Glucose toxicity and hypoglycemia
Glucose toxicity occurs when insulin secretion is reduced by prolonged hyperglycemia. Prolonged hyperglycemia and diabetes mellitus can occur following prolonged and high-dose therapeutic use of glucocorticosteroids or exogenous progestogens. Progestogens have an antagonist effect on insulin, as they can lead to growth hormone excess and also have an affinity for glucocorticosteroid receptors.

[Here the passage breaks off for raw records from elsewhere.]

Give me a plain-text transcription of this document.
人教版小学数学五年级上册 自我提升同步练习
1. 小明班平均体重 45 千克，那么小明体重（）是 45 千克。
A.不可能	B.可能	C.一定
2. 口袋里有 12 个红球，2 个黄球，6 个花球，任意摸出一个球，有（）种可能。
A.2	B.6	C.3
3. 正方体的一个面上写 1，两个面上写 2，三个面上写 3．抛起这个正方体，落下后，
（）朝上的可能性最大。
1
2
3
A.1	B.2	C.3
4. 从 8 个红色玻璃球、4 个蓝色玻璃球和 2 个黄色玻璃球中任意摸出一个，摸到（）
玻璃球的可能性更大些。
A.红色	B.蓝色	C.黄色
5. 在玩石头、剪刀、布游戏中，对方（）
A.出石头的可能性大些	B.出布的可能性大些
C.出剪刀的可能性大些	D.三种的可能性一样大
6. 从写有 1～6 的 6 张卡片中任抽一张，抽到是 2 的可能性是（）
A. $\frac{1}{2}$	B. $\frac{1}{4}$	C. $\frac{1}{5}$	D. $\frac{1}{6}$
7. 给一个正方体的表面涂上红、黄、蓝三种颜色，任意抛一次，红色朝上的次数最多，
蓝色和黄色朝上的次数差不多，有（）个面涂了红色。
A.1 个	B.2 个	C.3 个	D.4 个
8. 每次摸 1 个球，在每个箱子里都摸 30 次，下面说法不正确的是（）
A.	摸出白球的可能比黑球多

Hypoglycemia in feline diabetes
Hypoglycemia occurs when the blood glucose level drops to 60 mg/dL or less. Hypoglycemia may be triggered by:
- Insulin dose too high
- Overlapping insulin dosage
- Loss of appetite
- Excessive exercise
This serious and potentially fatal condition can occur at any stage, even after stabilization has been achieved. In some instances no particular trigger is identified.
Clinical signs of feline hypoglycemia
The clinical signs of hypoglycemia that cat owners should be able to recognize are (in order of severity):
- Convulsions and seizures
It’s important to alert your cat-owning clients that early signs of hypoglycemia may be subtle. Also, some cats will simply become very quiet and inappetent. Coach your clients with diabetic cats to watch for abnormal behaviors associated with hypoglycemia.
Treatment of hypoglycemia
Instructions for cat owners
Alert your cat owners that hypoglycemia can be fatal to their pet and make sure they keep a glucose source, such as corn syrup, on hand. Instruct your cat owners to rub corn syrup into the cat’s gums and call your veterinary hospital immediately if they suspect hypoglycemia. Remind clients never to force liquids or food on an animal that is unable to swallow.
Emergency Treatment of Hypoglycemia
- Immediate oral administration of glucose solution or corn syrup (1 g per kg body weight). Animals that are collapsed should not have large volumes of fluid forced into their mouths as this may result in aspiration pneumonia: here it is preferable to rub a small amount of the glucose solution or corn syrup onto the animal’s gums or under its tongue.
- Intravenous dextrose solution (5%–10%) can be administered to effect in severe cases or if oral therapy has been ineffective (add 120–300 mL of 50% dextrose solution to 1 L bag of fluids).
Following the successful emergency administration of oral glucose, offer small amounts of food at intervals of 1 to 2 hours until the effects of the insulin overdose have been counteracted.
If the insulin dose is too high, reduce it by at least 10%. It may be necessary to construct a glucose curve to appropriately adjust the insulin dose.